First of all, let me state that I'm engineer, not mathematician, and finished my study 25 years ago, so I'm quite rusted, so please forgive me if I'm asking something obvious or stupid. My problem is this:
I have over 100ths of vectors in a high dimensional space (over 1000 parameters, yes, it's from deep learning problem), and I want to get the closest n vectors to a given vector using cosine distance. Naive approach, I calculate the distance to all vectors one by one, but it takes lots of compute power.

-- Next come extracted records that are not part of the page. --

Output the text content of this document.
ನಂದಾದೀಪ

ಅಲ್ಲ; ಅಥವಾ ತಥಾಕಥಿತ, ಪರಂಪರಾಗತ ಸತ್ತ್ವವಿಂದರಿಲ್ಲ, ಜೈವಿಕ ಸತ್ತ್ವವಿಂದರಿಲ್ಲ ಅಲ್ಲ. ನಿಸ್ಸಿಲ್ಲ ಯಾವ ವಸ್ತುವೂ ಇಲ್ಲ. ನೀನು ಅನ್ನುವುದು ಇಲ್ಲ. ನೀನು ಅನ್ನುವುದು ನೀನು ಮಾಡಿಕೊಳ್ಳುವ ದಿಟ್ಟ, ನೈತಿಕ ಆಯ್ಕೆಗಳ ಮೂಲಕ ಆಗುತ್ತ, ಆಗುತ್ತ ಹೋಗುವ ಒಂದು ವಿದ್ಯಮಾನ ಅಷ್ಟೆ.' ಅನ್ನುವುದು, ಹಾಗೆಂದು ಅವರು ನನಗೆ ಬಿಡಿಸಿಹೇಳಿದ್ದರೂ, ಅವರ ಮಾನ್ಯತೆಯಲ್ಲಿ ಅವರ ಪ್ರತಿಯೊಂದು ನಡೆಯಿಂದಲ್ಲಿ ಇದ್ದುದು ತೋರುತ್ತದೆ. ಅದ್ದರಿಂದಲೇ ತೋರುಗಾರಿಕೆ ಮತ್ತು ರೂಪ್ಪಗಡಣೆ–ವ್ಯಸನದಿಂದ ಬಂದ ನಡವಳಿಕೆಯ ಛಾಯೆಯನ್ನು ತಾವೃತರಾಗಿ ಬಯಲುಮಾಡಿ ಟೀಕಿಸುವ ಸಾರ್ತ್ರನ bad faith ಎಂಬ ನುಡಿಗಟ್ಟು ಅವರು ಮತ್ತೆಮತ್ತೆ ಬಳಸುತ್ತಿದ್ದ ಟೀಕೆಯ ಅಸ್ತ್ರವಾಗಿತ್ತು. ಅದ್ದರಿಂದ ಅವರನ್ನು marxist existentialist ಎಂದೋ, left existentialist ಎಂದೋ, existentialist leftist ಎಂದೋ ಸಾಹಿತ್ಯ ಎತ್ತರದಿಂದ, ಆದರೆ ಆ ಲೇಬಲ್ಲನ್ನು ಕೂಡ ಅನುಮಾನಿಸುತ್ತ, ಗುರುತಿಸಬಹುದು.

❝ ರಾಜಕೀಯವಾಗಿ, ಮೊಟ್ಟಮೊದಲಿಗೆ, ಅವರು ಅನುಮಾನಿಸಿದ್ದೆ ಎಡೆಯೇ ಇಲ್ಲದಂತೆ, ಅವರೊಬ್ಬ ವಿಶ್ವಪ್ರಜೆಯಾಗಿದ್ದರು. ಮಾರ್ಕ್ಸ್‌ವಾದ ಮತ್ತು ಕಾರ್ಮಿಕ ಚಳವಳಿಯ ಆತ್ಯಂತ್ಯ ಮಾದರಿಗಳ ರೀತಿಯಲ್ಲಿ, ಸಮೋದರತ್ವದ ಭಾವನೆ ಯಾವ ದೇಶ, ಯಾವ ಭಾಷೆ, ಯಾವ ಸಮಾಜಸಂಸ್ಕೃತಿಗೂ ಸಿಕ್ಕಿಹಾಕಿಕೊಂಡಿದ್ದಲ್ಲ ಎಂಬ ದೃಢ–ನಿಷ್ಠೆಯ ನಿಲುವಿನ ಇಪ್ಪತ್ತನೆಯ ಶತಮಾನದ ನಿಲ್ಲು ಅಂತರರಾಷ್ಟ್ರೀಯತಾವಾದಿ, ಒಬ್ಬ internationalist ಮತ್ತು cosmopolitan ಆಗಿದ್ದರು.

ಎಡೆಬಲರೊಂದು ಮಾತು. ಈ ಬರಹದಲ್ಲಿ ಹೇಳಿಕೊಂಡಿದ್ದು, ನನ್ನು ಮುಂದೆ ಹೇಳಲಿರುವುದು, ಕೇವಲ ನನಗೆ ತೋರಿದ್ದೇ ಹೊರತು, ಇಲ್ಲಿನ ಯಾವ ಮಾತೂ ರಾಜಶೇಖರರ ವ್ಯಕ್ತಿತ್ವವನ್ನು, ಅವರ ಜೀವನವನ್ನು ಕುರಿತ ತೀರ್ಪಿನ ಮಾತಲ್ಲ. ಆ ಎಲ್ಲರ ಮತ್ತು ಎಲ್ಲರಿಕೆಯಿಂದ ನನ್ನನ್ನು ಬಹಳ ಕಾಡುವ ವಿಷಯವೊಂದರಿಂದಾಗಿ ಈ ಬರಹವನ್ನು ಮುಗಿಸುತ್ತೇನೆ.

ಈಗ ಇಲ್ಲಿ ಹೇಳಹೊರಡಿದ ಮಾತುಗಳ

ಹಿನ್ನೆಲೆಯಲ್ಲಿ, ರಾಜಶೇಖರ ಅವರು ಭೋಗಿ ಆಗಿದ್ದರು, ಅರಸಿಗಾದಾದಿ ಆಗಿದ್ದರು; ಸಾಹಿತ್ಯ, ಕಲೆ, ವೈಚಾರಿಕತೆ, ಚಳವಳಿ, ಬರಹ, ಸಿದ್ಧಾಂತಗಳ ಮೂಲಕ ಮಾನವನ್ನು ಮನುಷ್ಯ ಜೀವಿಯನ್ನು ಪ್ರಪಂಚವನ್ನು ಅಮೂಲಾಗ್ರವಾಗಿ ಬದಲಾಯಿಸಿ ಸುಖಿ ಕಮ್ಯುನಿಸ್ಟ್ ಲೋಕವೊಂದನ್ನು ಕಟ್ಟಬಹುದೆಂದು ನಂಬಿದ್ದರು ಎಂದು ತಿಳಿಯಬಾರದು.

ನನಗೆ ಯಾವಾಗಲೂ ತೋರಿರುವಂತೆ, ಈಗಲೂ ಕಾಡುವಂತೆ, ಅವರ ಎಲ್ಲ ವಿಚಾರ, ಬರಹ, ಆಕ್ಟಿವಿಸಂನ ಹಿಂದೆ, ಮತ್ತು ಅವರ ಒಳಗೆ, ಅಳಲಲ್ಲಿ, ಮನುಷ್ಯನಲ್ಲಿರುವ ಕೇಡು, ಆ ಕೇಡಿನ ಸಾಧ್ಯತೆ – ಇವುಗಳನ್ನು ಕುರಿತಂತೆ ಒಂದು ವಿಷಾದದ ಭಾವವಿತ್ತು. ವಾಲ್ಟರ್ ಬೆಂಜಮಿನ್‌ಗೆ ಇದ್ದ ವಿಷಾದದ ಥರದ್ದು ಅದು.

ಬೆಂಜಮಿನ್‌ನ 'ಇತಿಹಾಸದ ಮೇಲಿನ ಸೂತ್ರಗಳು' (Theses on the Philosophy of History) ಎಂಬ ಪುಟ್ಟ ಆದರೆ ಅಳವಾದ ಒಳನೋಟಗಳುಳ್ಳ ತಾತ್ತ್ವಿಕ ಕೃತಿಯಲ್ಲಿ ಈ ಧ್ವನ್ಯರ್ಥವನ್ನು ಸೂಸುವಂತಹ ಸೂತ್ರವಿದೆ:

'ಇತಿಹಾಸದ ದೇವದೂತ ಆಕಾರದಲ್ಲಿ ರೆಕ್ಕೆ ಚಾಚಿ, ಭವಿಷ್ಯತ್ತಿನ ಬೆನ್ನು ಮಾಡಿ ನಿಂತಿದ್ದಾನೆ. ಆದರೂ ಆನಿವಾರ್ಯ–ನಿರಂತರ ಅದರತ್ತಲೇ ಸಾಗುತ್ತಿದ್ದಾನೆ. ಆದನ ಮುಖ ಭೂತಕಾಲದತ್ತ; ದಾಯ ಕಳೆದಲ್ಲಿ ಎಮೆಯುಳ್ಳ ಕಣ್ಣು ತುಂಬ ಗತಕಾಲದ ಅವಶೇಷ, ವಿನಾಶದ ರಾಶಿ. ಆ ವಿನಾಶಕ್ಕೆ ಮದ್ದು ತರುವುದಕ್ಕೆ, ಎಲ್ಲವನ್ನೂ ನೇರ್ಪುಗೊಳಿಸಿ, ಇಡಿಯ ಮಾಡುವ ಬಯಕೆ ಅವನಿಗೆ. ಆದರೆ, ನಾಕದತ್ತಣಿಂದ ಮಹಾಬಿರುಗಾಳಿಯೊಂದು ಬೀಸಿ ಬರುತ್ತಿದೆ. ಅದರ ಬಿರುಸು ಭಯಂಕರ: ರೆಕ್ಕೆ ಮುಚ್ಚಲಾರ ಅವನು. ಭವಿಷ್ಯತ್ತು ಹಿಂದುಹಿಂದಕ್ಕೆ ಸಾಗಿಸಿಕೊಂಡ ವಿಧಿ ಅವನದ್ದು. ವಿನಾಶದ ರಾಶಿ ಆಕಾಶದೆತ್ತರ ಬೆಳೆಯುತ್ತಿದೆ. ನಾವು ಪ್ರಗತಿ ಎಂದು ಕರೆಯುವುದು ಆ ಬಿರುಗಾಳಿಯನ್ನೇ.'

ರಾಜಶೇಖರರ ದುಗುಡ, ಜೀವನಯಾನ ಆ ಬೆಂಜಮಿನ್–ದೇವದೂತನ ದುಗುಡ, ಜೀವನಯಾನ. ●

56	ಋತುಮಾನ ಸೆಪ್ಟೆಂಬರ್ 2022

Now the part that I might ask the stupid question: If these vectors were in 3-d space would first fix the max distance I want, say in the radius of x, and I would find the vectors which are inside the sphere with radius x from the given vector. As a result, I would filter out all vectors which they are having distance greater than x in any dimension. For example, if the given vector sits on (0, 0, 0), and I'm looking for all vectors in the radius of 2, I would filter out all vectors which are having greater than 2 in any dimension, i.e (0, 0, 2), (0, 2, 0) or (2, 0, 0) because their distance to the given vector (0, 0, 0) would be obviously greater than 2. Then I would calculate the cosine or Euclidian distance of the vectors for the remaining vectors.
I suspect this approach is not applicable in higher dimensions, so is there any approach that I can filter out the distant vectors quickly before calculating the distance?